Frauen- und Familienministerin Susanne Raab (ÖVP) (Bild: Reinhard Holl)
Frauen- und Familienministerin Susanne Raab (ÖVP)

„Habe sofort Sigrid Maurer angerufen“
Bei einem großen Teil der Frauenmorde gab es bereits im Vorfeld Anzeigen, Wegweisungen oder andere Vorfälle. Für Justizministerin Alma Zadic sei es deshalb sehr wichtig, dass Information gut ausgetauscht wird. „Das Dreieck zwischen Opferschutzeinrichtungen, Sicherheitsbehörden und Ermittlungsbehörden muss gut funktionieren, dann können wir es vielleicht auch schaffen, die Gewaltspirale zu durchbrechen. Das ist unser Ziel, dass wir vorher schon Stopp sagen können.“ Nachdem bekannt wurde, wer der Täter sein soll, habe Zadic die Klubobfrau Sigrid Maurer sofort angerufen. „Für mich war das erschütternd, wie muss das dann erst für sie gewesen sein?“

Justizministerin Alma Zadić (Grüne) (Bild: Reinhard Holl)
Justizministerin Alma Zadić (Grüne)

Gerichtspsychiaterin Sigrun Roßmanith glaubt nicht, dass die Männer in Österreich frauenfeindlicher sind, als andere. „Es hat sich ein großer Wandel getan. Frauen sind mutig genug, sich auf die Füße zu stellen und sehen bei unserem Rechtssystem, dass man nicht bei jemanden bleiben muss, der einen schlägt.“ Die Männer seien dadurch verunsichert, wenn die Frau gehen will, dann sei das für die unerträglich. „Es ist eine narzisstische Wunde sozusagen. Man steht hier als Loser da. Wenn man hinhaut und sie daran hindert, dann ist man kein Loser mehr, dann ist man ein Mannsbild.“

Zitat Icon

"Wenn die Frau gehen will, dann ist das für die unerträglich. Es ist eine narzisstische Wunde so zu sagen. Man steht als Loser da."
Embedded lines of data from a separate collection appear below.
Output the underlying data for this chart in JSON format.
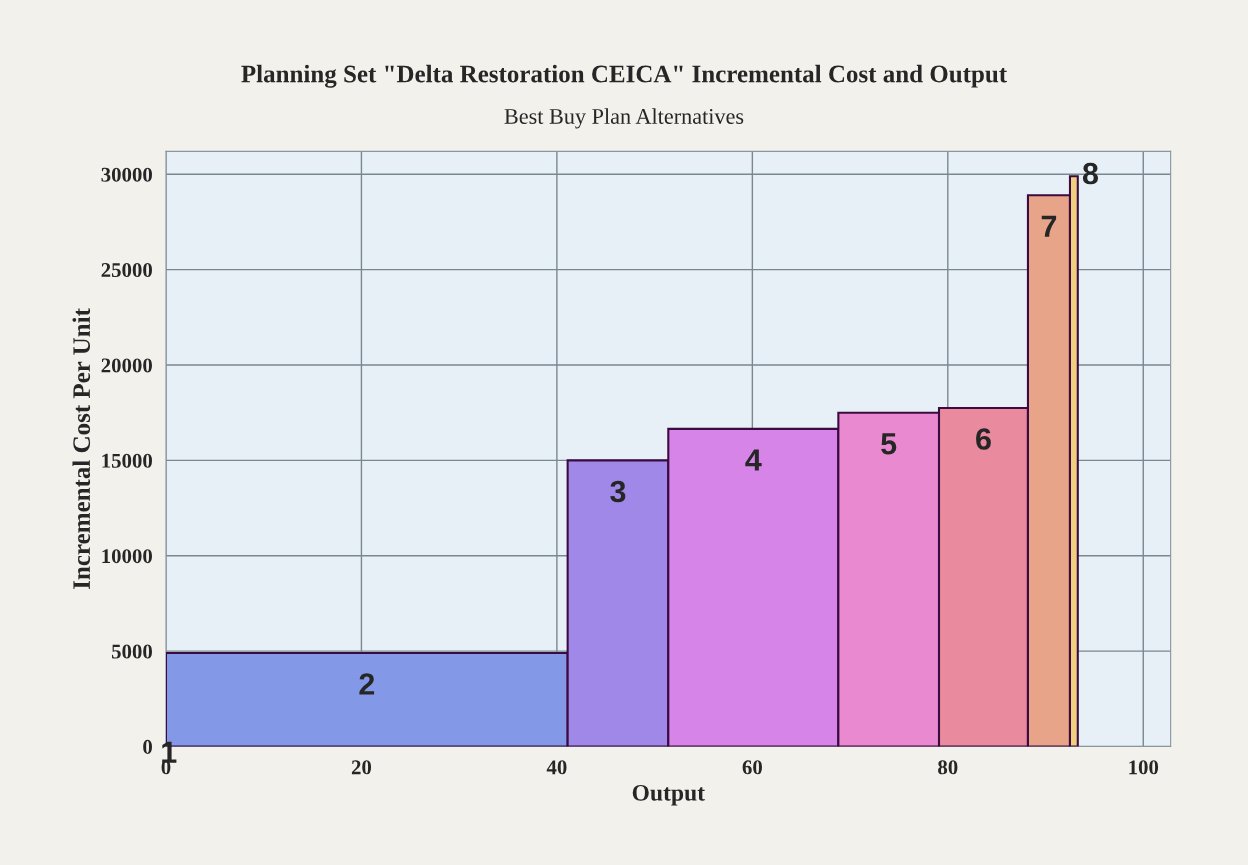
{
  "chart_data": {
    "type": "histogram",
    "title": "Planning Set \"Delta Restoration CEICA\" Incremental Cost and Output",
    "subtitle": "Best Buy Plan Alternatives",
    "xlabel": "Output",
    "ylabel": "Incremental Cost Per Unit",
    "bins": [
      0,
      41.1,
      51.4,
      68.8,
      79.1,
      88.2,
      92.5,
      93.3
    ],
    "values": [
      4900,
      15000,
      16650,
      17500,
      17750,
      28900,
      29900
    ],
    "colors": [
      "#8399e8",
      "#a088e8",
      "#d684e8",
      "#e98ad0",
      "#e98a9e",
      "#e8a488",
      "#f0d080"
    ],
    "xlim": [
      0,
      102.8
    ],
    "xticks": [
      0,
      20,
      40,
      60,
      80,
      100
    ],
    "ylim": [
      0,
      31200
    ],
    "yticks": [
      0,
      5000,
      10000,
      15000,
      20000,
      25000,
      30000
    ],
    "grid": true,
    "annotations": [
      "1",
      "2",
      "3",
      "4",
      "5",
      "6",
      "7",
      "8"
    ]
  }
}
Sigrun Roßmanith, Gerichtspsychiaterin

Sigrun Roßmanith, Gerichtspsychiaterin (Bild: Reinhard Holl)
Sigrun Roßmanith, Gerichtspsychiaterin

„Männerbild kann dazu verleiten, gewalttätig zu sein“
Auch für Erich Lehner vom Dachverband für österreichische Männerarbeit ist klar, dass man mit dem traditionellen Männerbild in Österreich ein Problem habe. Dieses Bild sei auch in anderen europäischen Ländern, sehr stark an Dominanz und Konkurrenz orientiert. „Pierre Bourdie hat von der ,libido dominandi‘ gesprochen. Das formuliert sich durch Konkurrenz unter Männern aber auch an der Unterordnung der Frauen aus.“ Morde an Frauen seien die extreme Zuspitzung dieses Männerbildes. Das heiße aber nicht, das jeder Mann in einer Gesellschaft gewalttätig wird. „Das heißt aber sehr wohl, dass es Situationen geben kann, wo dieses Männerbild dazu verleiten kann, gewalttätig zu sein“, so Lehner.

Erich Lehner vom Dachverband Männerarbeit Österreich (Bild: krone.tv)
Erich Lehner vom Dachverband Männerarbeit Österreich

Maßnahmen, die man setzen könne, müssen nicht unbedingt immer auf der juristischen Ebene stattfinden, sondern im gesellschaftlichen Zusammenleben, indem die Gleichstellung von Männern und Frauen im normalen Leben gefördert wird.